Is it safe to use online PDF merging tools for confidential documents?

Many online tools upload your file to a remote server for processing, which poses privacy risks for confidential documents. Client-side alternatives that run entirely in your browser offer a safer option, as the file never leaves your device. Always verify the tool's architecture before uploading sensitive data.

What is the PDF/UA standard and why does metadata matter?

PDF/UA (ISO 14289-1) is a standard for universal accessibility. While it focuses heavily on structural tagging, it also requires meaningful metadata like Title and Author.
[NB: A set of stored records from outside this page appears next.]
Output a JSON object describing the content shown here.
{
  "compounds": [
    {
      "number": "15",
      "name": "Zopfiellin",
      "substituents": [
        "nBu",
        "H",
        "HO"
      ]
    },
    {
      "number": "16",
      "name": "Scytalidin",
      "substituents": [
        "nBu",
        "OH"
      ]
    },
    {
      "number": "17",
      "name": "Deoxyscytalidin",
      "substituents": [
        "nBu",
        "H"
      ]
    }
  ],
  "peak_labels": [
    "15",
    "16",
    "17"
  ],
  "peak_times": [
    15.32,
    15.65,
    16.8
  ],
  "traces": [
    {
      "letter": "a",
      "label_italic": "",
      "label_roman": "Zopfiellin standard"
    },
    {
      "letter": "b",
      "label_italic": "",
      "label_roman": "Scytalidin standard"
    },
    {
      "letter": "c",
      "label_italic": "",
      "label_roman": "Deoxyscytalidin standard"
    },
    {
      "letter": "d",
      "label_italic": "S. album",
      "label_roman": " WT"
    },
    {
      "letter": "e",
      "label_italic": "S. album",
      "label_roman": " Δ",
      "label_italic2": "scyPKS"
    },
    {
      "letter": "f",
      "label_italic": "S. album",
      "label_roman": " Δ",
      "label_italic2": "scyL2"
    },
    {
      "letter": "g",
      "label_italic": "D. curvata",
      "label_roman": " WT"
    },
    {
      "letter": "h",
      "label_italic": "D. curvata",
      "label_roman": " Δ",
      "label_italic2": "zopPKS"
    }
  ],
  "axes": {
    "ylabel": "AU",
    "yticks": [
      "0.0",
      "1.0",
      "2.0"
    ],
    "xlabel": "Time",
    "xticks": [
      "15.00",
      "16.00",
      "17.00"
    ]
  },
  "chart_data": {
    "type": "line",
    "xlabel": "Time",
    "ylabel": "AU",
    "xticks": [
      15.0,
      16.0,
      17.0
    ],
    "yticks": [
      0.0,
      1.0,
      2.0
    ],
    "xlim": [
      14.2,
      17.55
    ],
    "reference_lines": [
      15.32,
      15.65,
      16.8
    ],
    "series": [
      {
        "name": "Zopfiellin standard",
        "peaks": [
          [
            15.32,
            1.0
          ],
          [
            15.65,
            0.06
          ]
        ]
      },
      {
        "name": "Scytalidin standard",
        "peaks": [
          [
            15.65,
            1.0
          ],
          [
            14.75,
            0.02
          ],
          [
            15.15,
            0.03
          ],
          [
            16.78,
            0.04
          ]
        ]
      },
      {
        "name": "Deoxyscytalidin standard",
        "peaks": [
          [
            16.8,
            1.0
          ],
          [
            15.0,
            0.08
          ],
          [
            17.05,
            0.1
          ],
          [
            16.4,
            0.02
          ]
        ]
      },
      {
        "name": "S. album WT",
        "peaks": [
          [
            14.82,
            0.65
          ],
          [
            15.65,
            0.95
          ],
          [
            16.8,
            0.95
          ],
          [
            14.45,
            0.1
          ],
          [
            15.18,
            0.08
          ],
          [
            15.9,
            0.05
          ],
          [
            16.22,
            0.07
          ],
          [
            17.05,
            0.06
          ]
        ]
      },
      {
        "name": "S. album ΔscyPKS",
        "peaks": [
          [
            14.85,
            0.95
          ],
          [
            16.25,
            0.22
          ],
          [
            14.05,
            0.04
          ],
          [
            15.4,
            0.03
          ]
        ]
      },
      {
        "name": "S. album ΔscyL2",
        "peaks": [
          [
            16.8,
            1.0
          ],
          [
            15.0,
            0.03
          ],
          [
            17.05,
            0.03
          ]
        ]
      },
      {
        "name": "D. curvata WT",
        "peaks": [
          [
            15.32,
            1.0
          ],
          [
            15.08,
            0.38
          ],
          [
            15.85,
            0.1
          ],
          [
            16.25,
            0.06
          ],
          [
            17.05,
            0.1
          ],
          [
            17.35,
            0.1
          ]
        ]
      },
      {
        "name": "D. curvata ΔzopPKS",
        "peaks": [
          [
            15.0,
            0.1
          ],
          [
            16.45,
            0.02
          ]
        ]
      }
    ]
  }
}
Incorrect or missing metadata can cause documents to fail accessibility audits, particularly in regulated industries like government and education.

Can I add multiple authors to a single PDF?

Yes, but only through the XMP stream. The legacy Info Dictionary supports only a single Author string. The XMP format allows for a Dublin Core creator array, enabling multiple authors. However, few consumer-grade tools expose this feature, requiring manual editing or specialized libraries.

How do I check what metadata is hidden in my PDF?

You can use built-in features in Adobe Acrobat (File > Properties) or dedicated inspector tools. Advanced users can use command-line utilities like exiftool to dump all metadata fields. Client-side browser tools often include a "view mode" that displays both Info Dictionary and XMP contents before stripping them.